For the last couple of days, I’ve been sinking my head a bit into trying to understand the local political and community scene. We’ve now been here a full year. I can’t fucking believe that we did the whole home buying thing, got through the anxiety, down-sized to sharing one bathroom, and we’re still here. And, I think we’re staying.

So, yesterday, we decided to check out a local version of an international event. We sat in the sand in the outline of the numbers 350 and had our picture taken. I wish I knew where the local pictures are, and I would link away. Alas, I fear the photographing folks aren’t uploading folks, since I checked the main website and all the area ‘blogs. The point of the action was to highlight the environment, global warming and the parts per million of carbon dioxide that may not kill us all.

Before heading to the beach, I had been reading up on the local ‘blogs. Basically, there’s one called the Pacifica Riptide, which seems to be one guy’s vanity project along with help from his friends. It skews pro-environment, anti-development, but most of the time it’s local tidbits, like who’s playing down at the local bar that advertises on the site. Because it purports to want friendly discourse, and because it’s run by one guy, the editorial policy is that John decides whether your comments stay or go.

(My own experience with that editorial policy was harmless and happened around when I started living here and discovered the site. Somebody had posted some pictures from Africa with a headline that said something like “Running with the bulls in Nairobi.” It was some city or country, but I can’t remember where. Anyway, I commented that the caption was clever enough but kind of dumb, because the picture had to be cows, the docile women-folk of the bovine world, because the local variety has horns. I got the joke, but I have a pet peeve with factually inaccurate jokes, and had the picture actually been of bulls, the photographer and the dude posing in the picture would likely be hurt or very dead. My Africa-correcting, joke deconstructing comment never saw the light of day. No loss to the blogosphere.)
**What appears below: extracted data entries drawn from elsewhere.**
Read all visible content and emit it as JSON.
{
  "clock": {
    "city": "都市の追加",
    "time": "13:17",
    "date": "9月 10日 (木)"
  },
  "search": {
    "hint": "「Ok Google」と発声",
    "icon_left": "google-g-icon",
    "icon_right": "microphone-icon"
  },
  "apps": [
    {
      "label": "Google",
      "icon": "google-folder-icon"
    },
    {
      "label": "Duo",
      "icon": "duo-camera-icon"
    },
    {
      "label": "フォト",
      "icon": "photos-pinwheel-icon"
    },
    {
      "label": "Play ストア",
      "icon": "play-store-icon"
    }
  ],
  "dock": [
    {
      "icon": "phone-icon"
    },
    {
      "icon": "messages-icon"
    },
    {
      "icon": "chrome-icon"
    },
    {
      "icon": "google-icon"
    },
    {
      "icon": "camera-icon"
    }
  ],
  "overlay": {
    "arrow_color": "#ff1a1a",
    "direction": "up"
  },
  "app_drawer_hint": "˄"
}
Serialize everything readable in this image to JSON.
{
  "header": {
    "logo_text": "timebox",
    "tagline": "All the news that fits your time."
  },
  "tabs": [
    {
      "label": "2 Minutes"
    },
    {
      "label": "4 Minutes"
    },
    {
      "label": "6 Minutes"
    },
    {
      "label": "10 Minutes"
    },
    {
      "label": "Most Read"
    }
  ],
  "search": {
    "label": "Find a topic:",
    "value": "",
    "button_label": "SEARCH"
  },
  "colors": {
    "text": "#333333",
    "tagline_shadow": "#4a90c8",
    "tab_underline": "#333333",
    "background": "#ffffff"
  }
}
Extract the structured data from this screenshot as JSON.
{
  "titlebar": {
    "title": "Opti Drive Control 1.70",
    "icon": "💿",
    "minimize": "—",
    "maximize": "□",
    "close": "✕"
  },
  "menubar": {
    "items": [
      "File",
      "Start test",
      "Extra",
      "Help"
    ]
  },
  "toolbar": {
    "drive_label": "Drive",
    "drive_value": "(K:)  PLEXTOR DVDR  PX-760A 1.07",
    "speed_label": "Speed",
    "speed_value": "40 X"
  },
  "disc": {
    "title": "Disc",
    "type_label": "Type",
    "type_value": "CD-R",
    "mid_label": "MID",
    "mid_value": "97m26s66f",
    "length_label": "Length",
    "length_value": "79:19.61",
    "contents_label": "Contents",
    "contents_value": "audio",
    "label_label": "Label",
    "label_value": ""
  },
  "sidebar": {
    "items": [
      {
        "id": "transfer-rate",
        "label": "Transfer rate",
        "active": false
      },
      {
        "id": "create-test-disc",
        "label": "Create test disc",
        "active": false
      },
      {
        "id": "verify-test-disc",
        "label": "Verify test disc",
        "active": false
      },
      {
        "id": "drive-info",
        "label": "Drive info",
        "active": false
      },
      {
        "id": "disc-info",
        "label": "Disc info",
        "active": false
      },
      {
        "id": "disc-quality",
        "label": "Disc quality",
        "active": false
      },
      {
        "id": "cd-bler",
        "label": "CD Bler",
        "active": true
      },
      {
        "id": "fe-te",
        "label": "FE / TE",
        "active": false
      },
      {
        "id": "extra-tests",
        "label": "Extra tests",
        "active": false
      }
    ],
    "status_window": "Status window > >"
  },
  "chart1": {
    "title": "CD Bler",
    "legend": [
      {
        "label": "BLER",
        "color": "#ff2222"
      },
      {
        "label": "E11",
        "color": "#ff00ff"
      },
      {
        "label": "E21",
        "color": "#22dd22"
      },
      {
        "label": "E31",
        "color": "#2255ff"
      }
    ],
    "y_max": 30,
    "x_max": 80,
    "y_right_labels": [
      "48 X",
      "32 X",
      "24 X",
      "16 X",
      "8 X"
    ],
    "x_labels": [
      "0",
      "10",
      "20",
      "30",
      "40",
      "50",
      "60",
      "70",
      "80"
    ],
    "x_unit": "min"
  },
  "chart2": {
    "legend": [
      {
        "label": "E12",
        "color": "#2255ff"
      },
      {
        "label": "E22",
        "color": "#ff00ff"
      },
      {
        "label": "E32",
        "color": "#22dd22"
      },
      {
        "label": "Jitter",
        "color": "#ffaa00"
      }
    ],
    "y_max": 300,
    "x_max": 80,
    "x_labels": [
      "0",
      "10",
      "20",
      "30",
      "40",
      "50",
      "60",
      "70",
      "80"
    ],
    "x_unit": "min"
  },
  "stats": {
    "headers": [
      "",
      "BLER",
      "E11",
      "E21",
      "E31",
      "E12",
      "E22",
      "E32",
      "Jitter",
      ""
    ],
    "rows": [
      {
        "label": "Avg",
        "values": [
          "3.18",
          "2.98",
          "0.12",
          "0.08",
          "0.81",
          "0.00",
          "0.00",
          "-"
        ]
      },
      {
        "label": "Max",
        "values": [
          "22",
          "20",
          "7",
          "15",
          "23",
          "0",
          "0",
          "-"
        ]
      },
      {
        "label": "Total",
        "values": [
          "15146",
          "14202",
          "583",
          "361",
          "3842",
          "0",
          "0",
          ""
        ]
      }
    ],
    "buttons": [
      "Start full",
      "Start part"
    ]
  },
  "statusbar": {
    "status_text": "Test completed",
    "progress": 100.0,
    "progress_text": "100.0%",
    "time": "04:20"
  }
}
There’s now a newcomer in the wonderful blood sport of ‘blogging, Fix Pacifica. It’s slant is clearly pro-development, anti-hippie liberals, and quite possibly has come into existence to fuck with Pacifica Riptide. No doubt in my mind everyone in both camps knows each other, and I don’t know who slept with whose wife or who bitchslapped the family dog, but they all hate each other. There’s just a whole lot of name calling going on, and now they have both been slinging poo back and forth.

The best episode of yet another lame internet fight is this weekend’s. Fix Pacifica FIRMLY stated at it’s outset that it would be the new, sweet clean voice in town, unafraid of the truth, and, therefore, no censorship. In less than a month’s existence, that policy was sorely tested and lost. Cue interwebs hilarity.

In the midst of sorting through my own stance on development within a clearly anti-development town, one with a hugely negative local reputation for its NIMBY zoning policies, I figured out for the locals, it comes down to two big issues: (1) restoring a golf course that the City of San Francisco actually owns, which was designed in the late ’20s, built in the ’30s, below sea level with the kind of regard for environmental impact that folks had back then. As time and the elements have marched by, the original course has had some holes washed out by the inevitable storm and ocean rage, and it’s back nine got exiled to the other side of the spanking new highway projects of the ’50s and ’60s; and (2) the depending upon to whom you talk, the dream multi-million dollar complex or bill of goods planned by Don Peebles, a Florida developer who bought an old quarry near the beach on the cheap.

I don’t play golf, and given that Northern Cali isn’t lacking for holes, I’m not sure if I give a rat’s ass one way or another about the course. It’s falling down, and one camp wants to give the land away to the frogs and snakes and national park system. The other side, cautions that economic collapse will afflict us all if the one clear revenue stream dries up.

I plan to ask my co-workers who work in land restoration and conservation and with the national parks to figure out which plan helps me the local resident.

As for the pro-developer rhetoric, never in my life have I been given evidence to trust a dude from out of town out to make money who tells me his plan has my best interests at heart. In a good world, I expect to occasionally align with a developer’s dreams, but I’d be foolish to lie down and take it with a hand shake.

It’s only a matter of time, before M. and I show up at a city council meeting. And, if we do, it’s thanks to a nice man named Lazar(?) who explained the local politics as we all sat in the sand and made a 350 for the cameras.